Zuletzt war das in Berlin der Fall, als er Vertreter des Zentralrats der Muslime in Deutschland in der Apostolischen
Nuntiatur empfing. Dabei definierte er das am 27. Oktober stattfindende Treffen in Assisi – ein Vierteljahrhundert
nach der von Johannes Paul II. eingeladenen Begegnung der Religionsgemeinschaften nach Assisi – als „Tag der
Reflexion, des Dialogs und des Gebets für Frieden und Gerechtigkeit in der Welt“. Damit solle zum Ausdruck
gebracht werden, „dass wir als Menschen des Glaubens unseren besonderen Beitrag für den Aufbau einer besseren
Welt leisten“, so Benedikt XVI. Dieser Satz ist doppelt explosiv: Einerseits, weil er ein „Wir“ der Gläubigen über
Konfessions- und Religionsgrenzen hinweg behauptet, ein „Wir“ also, das die Grenzen seiner Kirche und jene der
Umma seiner Gesprächspartner überschreitet. Andererseits, weil der Papst die Gläubigen damit in einen Kontrast zu
den Nichtgläubigen oder Ungläubigen rückt, und behauptet, dass die Gläubigen einen „besonderen Beitrag“ zur
Weltgestaltung hätten.
Gegen das „Säkularisierungs-Dogma“
Damit aber widerspricht der Papst dem seit der Aufklärung anschwellenden Trend, Religion zur Privatsache, zur
Angelegenheit des frommen Herzens oder vielleicht gerade noch der persönlichen Moral zu erklären.
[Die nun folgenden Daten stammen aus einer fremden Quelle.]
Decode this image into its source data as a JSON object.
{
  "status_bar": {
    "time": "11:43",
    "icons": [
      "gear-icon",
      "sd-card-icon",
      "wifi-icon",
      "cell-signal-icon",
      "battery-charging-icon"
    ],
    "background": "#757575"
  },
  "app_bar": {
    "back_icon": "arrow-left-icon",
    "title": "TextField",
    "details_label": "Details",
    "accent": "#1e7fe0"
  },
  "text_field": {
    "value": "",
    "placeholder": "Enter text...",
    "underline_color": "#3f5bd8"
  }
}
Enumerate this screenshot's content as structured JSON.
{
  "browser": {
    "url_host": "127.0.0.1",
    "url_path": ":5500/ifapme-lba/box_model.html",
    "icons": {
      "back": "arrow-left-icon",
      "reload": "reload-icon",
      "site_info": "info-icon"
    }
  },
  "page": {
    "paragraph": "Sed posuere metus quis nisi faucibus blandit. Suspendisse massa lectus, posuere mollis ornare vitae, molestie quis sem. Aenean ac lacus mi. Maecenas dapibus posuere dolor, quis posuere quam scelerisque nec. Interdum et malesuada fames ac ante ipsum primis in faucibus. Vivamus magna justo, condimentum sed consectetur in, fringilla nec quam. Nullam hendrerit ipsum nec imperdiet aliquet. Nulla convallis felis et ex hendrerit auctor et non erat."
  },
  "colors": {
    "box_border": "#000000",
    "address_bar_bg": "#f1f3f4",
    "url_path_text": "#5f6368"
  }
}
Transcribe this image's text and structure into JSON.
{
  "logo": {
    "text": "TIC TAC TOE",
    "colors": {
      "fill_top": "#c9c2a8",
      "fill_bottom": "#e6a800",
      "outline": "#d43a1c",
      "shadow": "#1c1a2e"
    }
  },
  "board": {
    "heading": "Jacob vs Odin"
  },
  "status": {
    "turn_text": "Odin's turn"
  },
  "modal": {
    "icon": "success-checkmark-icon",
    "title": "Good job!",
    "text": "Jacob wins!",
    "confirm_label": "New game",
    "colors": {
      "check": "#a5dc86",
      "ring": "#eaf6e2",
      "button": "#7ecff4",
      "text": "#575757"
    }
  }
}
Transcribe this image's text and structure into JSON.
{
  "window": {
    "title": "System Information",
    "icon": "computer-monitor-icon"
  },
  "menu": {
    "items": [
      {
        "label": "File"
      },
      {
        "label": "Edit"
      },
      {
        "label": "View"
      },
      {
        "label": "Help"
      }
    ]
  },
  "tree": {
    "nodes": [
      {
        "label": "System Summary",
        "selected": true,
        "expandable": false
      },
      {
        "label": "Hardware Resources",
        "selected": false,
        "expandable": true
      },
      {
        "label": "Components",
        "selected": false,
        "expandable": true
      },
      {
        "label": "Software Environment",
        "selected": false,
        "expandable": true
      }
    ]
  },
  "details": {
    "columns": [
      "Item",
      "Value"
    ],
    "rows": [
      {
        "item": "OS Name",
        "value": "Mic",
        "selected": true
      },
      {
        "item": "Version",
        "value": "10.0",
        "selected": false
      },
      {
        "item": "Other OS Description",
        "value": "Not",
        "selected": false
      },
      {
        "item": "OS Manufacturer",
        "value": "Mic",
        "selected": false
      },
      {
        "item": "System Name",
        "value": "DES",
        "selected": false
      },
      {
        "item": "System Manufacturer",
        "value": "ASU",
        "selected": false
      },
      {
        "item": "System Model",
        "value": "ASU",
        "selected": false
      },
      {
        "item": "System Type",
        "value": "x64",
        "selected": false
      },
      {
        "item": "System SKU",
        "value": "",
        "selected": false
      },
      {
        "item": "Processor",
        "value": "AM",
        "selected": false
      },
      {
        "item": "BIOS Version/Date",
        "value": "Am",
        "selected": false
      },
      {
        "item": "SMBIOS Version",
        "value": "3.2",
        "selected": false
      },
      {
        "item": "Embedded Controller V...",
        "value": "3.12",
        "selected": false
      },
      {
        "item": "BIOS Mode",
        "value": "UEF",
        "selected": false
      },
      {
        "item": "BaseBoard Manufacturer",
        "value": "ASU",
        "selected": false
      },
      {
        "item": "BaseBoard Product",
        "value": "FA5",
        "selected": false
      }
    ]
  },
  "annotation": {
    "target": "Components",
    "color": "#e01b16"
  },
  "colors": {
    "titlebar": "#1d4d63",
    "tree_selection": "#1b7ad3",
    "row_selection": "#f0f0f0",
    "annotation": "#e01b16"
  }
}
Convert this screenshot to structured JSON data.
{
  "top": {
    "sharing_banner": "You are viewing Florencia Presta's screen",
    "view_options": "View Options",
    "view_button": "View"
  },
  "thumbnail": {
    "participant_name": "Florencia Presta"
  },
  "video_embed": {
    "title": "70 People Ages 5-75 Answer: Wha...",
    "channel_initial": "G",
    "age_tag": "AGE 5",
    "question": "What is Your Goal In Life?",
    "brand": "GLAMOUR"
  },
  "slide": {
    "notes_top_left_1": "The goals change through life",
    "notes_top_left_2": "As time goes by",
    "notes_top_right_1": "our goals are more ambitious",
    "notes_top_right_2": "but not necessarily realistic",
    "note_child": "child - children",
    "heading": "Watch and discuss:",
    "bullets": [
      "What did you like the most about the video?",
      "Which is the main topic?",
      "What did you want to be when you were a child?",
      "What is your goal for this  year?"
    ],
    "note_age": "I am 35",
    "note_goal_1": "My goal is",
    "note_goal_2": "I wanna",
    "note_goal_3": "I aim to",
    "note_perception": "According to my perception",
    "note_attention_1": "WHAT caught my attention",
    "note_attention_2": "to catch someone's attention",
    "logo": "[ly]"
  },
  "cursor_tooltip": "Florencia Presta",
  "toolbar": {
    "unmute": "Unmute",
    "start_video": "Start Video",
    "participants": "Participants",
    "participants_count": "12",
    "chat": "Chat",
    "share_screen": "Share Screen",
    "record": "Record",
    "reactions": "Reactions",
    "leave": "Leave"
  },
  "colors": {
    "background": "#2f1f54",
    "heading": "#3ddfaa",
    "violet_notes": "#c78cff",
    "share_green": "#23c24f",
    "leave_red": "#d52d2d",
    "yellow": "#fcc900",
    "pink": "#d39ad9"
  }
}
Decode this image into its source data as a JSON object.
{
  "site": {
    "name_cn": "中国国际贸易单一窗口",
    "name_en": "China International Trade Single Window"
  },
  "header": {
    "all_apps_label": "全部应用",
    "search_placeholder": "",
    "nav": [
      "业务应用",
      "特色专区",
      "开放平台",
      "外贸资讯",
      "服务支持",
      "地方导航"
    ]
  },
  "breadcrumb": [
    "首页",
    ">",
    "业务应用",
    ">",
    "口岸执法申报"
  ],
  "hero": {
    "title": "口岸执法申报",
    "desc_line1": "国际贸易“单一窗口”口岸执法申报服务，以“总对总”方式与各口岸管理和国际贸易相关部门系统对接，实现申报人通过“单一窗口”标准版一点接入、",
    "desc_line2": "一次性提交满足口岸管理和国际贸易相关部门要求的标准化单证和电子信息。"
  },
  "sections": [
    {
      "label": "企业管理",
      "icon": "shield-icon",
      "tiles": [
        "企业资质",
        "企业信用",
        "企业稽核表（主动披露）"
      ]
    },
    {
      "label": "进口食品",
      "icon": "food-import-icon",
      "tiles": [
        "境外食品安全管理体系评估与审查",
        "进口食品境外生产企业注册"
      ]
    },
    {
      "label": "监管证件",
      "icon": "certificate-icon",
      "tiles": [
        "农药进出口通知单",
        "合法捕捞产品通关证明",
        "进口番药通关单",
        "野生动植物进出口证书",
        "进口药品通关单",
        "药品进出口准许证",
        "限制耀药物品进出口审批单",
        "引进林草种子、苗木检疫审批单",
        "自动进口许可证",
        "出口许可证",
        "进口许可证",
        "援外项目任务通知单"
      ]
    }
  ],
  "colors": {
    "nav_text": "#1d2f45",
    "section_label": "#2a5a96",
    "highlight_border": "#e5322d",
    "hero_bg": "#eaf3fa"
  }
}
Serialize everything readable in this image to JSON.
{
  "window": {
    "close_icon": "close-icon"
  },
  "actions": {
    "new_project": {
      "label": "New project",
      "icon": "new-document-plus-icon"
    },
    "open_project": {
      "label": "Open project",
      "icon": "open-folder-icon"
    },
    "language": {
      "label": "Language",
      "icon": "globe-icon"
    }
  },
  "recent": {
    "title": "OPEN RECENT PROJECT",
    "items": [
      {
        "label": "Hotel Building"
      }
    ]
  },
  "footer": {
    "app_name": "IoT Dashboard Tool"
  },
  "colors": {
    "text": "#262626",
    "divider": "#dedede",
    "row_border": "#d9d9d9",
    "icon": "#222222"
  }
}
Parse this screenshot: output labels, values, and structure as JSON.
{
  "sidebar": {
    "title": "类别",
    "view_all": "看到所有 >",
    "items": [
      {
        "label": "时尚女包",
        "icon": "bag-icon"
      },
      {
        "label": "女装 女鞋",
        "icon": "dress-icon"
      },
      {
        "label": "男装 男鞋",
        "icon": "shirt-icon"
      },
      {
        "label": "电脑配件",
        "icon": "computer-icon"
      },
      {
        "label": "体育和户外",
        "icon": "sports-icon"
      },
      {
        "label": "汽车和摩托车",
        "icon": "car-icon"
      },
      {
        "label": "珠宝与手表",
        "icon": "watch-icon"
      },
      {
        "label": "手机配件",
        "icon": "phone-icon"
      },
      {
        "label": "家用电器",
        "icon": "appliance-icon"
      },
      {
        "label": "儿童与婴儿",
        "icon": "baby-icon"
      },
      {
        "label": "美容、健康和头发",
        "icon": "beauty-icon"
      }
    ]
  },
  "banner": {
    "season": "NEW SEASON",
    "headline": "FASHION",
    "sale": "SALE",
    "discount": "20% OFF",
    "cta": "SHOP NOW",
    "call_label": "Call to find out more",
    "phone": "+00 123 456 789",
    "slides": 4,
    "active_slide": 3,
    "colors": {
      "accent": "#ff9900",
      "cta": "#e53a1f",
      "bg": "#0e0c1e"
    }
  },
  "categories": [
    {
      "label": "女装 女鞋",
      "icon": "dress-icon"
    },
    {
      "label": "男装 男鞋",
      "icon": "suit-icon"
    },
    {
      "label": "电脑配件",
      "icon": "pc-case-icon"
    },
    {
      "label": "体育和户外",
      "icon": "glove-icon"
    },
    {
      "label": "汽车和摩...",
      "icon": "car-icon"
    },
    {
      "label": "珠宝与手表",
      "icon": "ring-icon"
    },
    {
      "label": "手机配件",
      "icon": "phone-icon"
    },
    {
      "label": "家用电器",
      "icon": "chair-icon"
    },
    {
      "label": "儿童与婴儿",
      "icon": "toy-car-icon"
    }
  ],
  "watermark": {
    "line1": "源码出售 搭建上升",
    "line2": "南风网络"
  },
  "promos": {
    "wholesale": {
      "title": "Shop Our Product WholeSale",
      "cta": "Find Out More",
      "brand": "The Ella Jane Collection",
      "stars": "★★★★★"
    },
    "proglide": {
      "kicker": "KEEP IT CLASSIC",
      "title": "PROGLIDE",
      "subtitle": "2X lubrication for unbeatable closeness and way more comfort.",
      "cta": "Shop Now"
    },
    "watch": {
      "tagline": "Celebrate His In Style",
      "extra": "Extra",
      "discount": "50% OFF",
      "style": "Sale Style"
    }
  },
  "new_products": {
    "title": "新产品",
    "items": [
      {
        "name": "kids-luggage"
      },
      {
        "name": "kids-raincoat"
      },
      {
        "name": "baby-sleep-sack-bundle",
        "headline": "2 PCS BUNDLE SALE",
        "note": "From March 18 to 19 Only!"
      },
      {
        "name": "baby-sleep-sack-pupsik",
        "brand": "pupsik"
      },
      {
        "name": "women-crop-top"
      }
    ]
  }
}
Der Papst
widerspricht dem „Säkularisierungs-Dogma“ Europas, dass weltlicher Fortschritt unweigerlich mit gesellschaftlicher
Säkularisierung verbunden sei. Und er bezieht diesen Widerspruch ausdrücklich auch auf den Glauben der Muslime,
der vielen Zeitgenossen als fortschrittsfeindlich und rückständig gilt. Dagegen forderte Benedikt XVI. die Muslime in
Berlin unumwunden auf, der „religiösen Dimension des Lebens“ öffentlich Ausdruck zu geben. Und dies, obwohl
ihm bewusst ist, dass das in Europa „zuweilen als Provokation aufgefasst“ wird. Mehr noch: Er sagte den Muslimen
dabei ausdrücklich die Unterstützung der Kirche zu: „Die katholische Kirche setzt sich entschieden dafür ein, dass
der öffentlichen Dimension der Religionszugehörigkeit eine angemessene Anerkennung zuteil wird.“
Hier geht es nicht um augenzwinkernde Strategie, sondern um tiefste Überzeugung: Das päpstliche Eintreten für die
Religionsfreiheit ist nicht etwa ein Trick, um den mehrheitlich muslimischen Gesellschaften mehr Rechte für die
vielfach juristisch, politisch und gesellschaftlich benachteiligten Christen abzuringen. Die Religionsfreiheit ist nämlich
nach katholischer Lehre kein Staaten-, sondern ein Menschenrecht, das den in Europa lebenden Muslimen deshalb
vollumfänglich zusteht und weder unter Berufung auf den säkularen Geist europäischer Gesellschaften noch auf die
Diskriminierung Andersgläubiger in den muslimisch dominierten Staaten eingeschränkt oder ausgesetzt werden darf.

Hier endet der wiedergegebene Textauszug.